Although not expressed in most adult tissues, survivin is highly expressed in proliferating cells, such as hematopoietic progenitor cells and erythroid cells. High expression of survivin is also seen in nearly all tumors and is frequently associated with poor prognosis (27). Previous studies to characterize the role of survivin in cancer have primarily focused on its anti-apoptotic activity and on its requirements for continued growth of tumors. Multiple groups have shown that reduction in survivin expression, by anti-sense, knockdown, or pharmacologic inhibition of gene expression, disrupts tumor growth. Indeed, survivin has been proposed to be a global target of tumor suppression networks (28). Several anti-survivin therapies, including the peptomimetic sheperdin, transcriptional repressors, antisense and anti-survivin immunotherapy are under investigation as novel anti-cancer therapies (8).
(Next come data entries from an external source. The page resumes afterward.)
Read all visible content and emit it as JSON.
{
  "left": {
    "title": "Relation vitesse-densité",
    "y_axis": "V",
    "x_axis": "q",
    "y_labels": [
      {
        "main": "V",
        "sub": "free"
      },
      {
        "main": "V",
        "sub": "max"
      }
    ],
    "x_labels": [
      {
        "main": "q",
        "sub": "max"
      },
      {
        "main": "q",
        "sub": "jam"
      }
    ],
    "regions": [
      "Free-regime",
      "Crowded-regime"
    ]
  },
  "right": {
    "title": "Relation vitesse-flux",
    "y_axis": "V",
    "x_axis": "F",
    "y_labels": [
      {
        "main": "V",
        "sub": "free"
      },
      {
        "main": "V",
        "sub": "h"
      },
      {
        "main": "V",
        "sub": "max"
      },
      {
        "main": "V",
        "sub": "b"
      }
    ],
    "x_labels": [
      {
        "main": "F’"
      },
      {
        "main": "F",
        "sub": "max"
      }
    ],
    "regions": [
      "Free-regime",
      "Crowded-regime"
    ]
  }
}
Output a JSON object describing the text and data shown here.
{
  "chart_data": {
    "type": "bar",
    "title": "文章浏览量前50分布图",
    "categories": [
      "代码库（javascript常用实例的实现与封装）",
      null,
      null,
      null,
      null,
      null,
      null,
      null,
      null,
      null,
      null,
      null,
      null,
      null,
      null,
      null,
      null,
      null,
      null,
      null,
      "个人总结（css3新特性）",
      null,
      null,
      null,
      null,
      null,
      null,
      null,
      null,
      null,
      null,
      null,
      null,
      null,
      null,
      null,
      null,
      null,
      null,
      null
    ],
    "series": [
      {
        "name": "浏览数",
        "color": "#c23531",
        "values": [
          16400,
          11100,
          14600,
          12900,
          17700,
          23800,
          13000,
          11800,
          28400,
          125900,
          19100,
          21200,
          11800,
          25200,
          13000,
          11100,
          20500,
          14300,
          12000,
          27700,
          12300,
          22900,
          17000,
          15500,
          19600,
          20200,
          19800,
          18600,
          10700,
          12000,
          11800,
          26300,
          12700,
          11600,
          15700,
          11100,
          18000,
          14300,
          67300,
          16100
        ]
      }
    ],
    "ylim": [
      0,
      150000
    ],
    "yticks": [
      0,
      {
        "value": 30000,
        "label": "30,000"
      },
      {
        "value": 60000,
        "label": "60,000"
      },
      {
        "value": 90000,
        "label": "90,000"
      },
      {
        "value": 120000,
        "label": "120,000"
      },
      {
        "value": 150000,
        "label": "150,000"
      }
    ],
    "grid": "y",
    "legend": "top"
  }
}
Our results suggest that overexpression of survivin may precede the development of hematologic malignancies and facilitate tumor formation. Of note, previous reports have suggested that overexpression of survivin facilitates the development of skin cancer. In one study, keratinocytes that overexpress survivin were shown to exhibit resistance to UVB-induced apoptosis in vitro and in vivo (29). In another study, keratin 14-survivin transgenic mice were found to show diminished regression of papilloma and increased conversion of papilloma to skin cancer (30). Our study is the first, however, to demonstrate a direct, causal relationship between increased survivin expression and development of hematologic malignancies.

Based on the increased susceptibility of GATA1-Sur mice to ENU-induced tumorigenesis, we conclude that survivin contributes to the initiation of neoplastic events. Although altered expression of mitotic regulators, such as survivin’s partner aurora-B, increases the risk for carcinogenesis by induction of aneuploidy or tetraploidy (31, 32), our findings suggest that overexpression of survivin may contribute to cancer by promoting increased protection from cell death. The effect on survival conferred by ectopic survivin was modest, consistent with the lack of expansion of any particular hematopoietic lineage in healthy transgenic mice. Such a modest survival advantage, however, could certainly confer increased susceptibility to oncogenesis induced by subsequent genetic mutations. Finally, even though we failed to detect cytogenetic abnormalities in the two T-cell tumors analyzed (data not shown), we cannot rule out the possibility that increased levels of survivin may induce aneuploidy. Based on our model that increased expression of survivin can facilitate tumor development, quantification of survivin expression in peripheral blood cells may be a useful predictor of future hematological malignancies.